By Alex Malm
During the Sept. 28 Heritage Commission meeting, one of the agenda items was in regards to an application for a Certificate of Approval for the installation/construction of a wooden post and rail fence on the Town Common.
“The area that we are looking at is only in the parking lot area, we’re not going around the common or anything like that,” Director of Public Works, Dave Wholley, said.
He said they were looking to address safety and maintenance issues and the logs, which were there temporarily, were a good measure following construction. He explained that the bark is falling, “the logs are splitting”, and kids are falling off of them. He added that cars are bumping into them because they are low to the ground.
Wholley saidexplained that the fence being proposed is one he has used in the past in various areas and they are “very sturdy.”
He stated that the project would likely cost around $2,400, which would be paid for through savings in the maintenance budget for the Common due to not having to pay as much for irrigation this year.
Wholley said the fence is a “a commercial grade project,” noting that they would all be installed by pile driving it in.

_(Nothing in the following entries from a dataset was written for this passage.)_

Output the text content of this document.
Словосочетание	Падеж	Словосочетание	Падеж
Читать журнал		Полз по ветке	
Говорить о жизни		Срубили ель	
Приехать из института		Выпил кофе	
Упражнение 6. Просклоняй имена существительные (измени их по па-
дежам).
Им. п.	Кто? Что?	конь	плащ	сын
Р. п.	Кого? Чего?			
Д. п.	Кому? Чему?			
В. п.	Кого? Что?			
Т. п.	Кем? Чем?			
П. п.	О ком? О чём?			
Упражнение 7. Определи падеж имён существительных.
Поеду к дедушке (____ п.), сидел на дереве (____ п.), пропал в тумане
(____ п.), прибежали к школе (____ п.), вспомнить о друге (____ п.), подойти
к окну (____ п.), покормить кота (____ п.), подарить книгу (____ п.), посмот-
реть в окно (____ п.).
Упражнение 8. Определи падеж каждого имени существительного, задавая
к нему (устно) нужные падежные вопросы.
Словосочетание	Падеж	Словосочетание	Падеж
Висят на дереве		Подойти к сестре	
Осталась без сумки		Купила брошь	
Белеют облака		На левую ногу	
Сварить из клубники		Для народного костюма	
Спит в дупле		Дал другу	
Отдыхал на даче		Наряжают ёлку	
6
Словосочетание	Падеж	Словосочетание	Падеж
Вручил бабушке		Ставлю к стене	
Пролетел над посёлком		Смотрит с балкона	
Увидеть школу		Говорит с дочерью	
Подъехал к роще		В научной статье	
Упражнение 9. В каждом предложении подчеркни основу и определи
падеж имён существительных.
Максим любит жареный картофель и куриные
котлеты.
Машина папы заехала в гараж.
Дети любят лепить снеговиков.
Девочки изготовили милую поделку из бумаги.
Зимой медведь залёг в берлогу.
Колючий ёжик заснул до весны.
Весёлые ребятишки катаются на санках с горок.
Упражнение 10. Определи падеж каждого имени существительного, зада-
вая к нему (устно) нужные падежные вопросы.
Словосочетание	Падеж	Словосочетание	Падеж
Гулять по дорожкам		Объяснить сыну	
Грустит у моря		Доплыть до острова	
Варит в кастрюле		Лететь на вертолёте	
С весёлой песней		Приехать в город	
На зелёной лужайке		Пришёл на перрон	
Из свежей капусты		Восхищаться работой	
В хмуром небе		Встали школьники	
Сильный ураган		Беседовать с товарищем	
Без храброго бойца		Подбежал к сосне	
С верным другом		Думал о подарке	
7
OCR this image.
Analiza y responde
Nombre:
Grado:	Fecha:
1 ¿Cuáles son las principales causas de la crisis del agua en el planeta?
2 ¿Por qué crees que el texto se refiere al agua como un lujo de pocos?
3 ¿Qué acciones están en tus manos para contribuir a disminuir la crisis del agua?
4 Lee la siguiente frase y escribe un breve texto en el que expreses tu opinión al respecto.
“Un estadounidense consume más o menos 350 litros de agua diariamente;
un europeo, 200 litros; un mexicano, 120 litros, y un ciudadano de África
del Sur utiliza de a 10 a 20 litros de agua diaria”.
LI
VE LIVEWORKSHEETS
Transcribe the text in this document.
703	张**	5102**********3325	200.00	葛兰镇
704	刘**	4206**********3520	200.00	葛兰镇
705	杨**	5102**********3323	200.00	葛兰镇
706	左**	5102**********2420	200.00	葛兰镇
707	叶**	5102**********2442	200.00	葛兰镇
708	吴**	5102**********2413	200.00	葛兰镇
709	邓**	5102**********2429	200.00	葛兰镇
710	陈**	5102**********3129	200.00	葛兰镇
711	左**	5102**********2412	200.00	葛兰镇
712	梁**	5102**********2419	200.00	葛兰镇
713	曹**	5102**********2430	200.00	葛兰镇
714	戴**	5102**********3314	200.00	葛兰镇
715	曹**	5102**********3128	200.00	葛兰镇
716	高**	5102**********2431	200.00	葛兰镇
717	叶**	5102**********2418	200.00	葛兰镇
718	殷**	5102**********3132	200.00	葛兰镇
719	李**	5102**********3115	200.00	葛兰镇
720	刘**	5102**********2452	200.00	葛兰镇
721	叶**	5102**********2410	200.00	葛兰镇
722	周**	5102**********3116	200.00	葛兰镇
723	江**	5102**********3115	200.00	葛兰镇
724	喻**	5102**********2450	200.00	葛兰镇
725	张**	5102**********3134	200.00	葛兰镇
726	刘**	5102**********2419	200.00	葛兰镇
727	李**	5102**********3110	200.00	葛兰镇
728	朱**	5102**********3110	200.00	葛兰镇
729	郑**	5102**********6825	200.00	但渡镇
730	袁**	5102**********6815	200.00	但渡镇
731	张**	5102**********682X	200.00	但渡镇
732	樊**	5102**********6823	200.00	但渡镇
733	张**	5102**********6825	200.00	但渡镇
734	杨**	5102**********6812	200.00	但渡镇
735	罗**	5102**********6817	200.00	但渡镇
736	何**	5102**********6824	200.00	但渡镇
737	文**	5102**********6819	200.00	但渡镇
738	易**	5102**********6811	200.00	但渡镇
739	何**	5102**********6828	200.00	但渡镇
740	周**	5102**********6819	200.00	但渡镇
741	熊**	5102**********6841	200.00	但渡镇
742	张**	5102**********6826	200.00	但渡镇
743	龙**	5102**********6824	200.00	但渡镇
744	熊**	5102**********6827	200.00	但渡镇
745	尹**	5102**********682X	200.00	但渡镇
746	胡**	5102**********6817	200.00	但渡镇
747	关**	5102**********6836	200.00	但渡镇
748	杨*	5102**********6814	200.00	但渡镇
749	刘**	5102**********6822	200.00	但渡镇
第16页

He said they would do the work in the morning early to avoid having any interruptions at the common.
Ann Chiampa said she thinks it looks like it should be for a sports field instead, and asked if they could come up with something more formal like a low stone wall.
Ray Breslin said he agreed that the Common is historic, and said “I think we need to be careful with what we put there. It needs to fit in.”
He suggested possibly putting picnic tables there instead.
“I think we need to kind of think about that,” Breslin said.
Wholley said he didn’t think picnic tables would be a good barrier there.
Deb Paul said, “this is the wrong product for this area,” and suggested having stones like at the Morrison House.
She also noted that she thinks the biggest issue there is that it’s wet because of drainage issues.
“No matter what, there’s still huge wet spots on the common,” Paul said.
Paul also expressed her concerns that there wasn’t public input until the public hearing took place.
Tom Estey said they could find boulders and have them installed so people won’t trip and the town could probably find them for free.
Vice Chair, Art Rugg, said the town should look into how much it would cost to have a rock wall or boulders put in versus the cost of a wooden fence and come back to the commission.
“I think that’s probably a great compromise,” Chair, Krystopher Kenney, said.
One concern raised by Wholley is that there is a lot of legality about putting boulders in the right of way, and said he is concerned about damage to cars if people hit them.
The Heritage Commission ultimately voted to continue the public hearing to Nov. 16.